Abstract

Isolated organs of larvae and adults of house flies were incubated in nutrient solutions to study uptake and metabolism of insecticides. Single organs were incubated in solutions of radiolabeled paraoxon, methyl-paraoxon, parathion, and tetrachlorvinphos. Larval fatbody, consisting of a single layer of large cells, was studied most extensively. Uptake and release of the insecticides led to the same partition between solution and organ. This was not so in adult gut or abdominal body wall. Partition between fatbody and solution was 2250, 370, and 11 for parathion, tetrachlorvinphos, and paraoxon, respectively. Release of insecticide into the medium followed first-order kinetics. Rate of equilibration was slowest for tetrachlorvinphos (half value time 17 min). Parathion exchanged faster and paraoxon fastest (half value < 1 min). Metabolism was mainly studied in two strains Fc and Nic with polysubstrate monooxygenases causing resistance to paraoxon and other insecticides, and in a tetrachlorvinphos resistant strain CH with high GSH 2S-transferase activity.
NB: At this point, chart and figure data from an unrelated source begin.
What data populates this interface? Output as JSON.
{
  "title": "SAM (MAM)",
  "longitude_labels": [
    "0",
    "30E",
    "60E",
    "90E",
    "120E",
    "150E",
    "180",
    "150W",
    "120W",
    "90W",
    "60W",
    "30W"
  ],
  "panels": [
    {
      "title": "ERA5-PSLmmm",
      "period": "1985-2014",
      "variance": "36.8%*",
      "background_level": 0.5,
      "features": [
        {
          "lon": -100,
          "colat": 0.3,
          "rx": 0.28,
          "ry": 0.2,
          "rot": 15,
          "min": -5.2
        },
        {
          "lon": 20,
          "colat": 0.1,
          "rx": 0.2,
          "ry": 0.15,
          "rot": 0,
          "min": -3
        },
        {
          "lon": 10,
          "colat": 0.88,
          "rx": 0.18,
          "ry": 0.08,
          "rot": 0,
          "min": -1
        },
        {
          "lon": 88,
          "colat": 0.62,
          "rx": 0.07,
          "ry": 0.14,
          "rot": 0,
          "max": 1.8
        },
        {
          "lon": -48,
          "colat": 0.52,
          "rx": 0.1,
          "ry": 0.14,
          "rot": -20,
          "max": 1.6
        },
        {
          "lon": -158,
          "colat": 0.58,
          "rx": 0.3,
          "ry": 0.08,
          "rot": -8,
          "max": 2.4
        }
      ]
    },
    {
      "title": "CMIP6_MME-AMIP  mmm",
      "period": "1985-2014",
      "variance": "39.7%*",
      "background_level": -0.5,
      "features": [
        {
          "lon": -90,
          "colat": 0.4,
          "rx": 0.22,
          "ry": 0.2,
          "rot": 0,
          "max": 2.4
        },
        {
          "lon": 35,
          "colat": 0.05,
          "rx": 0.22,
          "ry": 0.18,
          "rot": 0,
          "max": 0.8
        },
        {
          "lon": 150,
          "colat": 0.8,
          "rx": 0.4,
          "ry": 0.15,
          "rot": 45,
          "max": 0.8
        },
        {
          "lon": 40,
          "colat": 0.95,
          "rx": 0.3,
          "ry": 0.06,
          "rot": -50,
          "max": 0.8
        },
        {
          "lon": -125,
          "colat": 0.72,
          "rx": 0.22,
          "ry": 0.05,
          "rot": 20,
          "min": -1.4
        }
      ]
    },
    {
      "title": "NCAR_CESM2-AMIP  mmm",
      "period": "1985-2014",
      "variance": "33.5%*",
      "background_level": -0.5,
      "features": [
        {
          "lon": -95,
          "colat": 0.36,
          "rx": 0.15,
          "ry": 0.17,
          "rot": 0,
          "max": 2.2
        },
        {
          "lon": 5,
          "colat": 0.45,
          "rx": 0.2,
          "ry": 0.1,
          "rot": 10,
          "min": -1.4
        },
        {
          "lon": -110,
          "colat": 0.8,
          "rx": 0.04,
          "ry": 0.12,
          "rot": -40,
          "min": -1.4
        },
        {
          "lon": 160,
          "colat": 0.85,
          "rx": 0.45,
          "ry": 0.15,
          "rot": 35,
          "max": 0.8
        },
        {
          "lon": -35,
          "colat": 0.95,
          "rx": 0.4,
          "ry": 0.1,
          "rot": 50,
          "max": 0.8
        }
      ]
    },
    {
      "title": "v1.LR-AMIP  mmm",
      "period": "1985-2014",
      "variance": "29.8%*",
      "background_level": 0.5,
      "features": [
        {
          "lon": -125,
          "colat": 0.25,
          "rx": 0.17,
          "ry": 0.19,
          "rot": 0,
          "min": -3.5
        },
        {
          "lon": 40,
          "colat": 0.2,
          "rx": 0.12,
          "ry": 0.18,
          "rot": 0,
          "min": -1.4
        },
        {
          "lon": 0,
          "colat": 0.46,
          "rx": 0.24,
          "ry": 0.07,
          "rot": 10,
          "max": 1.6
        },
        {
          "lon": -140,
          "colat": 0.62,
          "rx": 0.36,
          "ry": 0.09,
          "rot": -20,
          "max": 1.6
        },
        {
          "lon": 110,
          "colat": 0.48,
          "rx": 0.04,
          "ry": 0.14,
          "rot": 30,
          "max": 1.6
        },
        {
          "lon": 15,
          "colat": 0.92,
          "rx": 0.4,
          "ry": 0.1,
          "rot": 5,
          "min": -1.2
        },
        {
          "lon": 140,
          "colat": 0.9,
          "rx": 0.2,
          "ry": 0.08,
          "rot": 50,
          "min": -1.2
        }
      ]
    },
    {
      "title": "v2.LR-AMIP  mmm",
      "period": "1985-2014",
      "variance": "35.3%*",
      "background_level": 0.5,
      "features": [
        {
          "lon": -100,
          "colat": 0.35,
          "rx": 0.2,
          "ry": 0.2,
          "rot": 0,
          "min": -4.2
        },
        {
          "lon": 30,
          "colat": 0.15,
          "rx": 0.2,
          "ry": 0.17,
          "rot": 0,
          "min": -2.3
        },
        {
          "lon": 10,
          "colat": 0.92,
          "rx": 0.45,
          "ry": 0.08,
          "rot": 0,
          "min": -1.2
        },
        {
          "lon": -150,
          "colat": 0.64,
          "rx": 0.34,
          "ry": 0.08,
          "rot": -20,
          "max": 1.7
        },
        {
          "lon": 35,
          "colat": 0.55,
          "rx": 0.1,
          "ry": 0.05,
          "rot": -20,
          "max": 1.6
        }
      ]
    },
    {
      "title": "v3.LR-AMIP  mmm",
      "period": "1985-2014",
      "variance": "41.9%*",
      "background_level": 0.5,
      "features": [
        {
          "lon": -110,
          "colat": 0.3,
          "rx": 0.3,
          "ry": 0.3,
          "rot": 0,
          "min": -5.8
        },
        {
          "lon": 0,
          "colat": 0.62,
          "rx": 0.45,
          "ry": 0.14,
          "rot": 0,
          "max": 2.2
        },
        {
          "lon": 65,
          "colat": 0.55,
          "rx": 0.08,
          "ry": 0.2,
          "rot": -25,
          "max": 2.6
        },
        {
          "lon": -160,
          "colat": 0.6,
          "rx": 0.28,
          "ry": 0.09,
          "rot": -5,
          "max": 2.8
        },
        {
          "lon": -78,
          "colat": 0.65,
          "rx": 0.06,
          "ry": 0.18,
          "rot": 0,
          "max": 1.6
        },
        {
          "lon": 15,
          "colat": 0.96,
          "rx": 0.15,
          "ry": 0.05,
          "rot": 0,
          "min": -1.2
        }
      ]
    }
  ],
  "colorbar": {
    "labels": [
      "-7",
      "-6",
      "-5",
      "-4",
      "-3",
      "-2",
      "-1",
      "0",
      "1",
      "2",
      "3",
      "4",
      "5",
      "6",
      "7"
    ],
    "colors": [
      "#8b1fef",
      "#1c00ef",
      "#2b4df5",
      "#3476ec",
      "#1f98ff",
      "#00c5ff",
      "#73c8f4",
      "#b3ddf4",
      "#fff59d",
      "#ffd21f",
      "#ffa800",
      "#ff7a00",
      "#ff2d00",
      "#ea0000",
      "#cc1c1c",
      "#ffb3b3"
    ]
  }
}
Oxygenase activity varied widely between individual larvae, the variation being at least partly genetic. Sesamex and parathion inhibited paraoxon metabolism. Transferase activity in fatbodies of CH was maximally 8 nmol tetrachlorvinphos/hour, whereas larvae in vitro had an activity of 52 nmol/hour. Incubation of isolated organs is well stuited for genetic studies on detoxication capacity since it enables the study of metabolism in individual small insects. Its merits and limitations for toxicological analysis are discussed.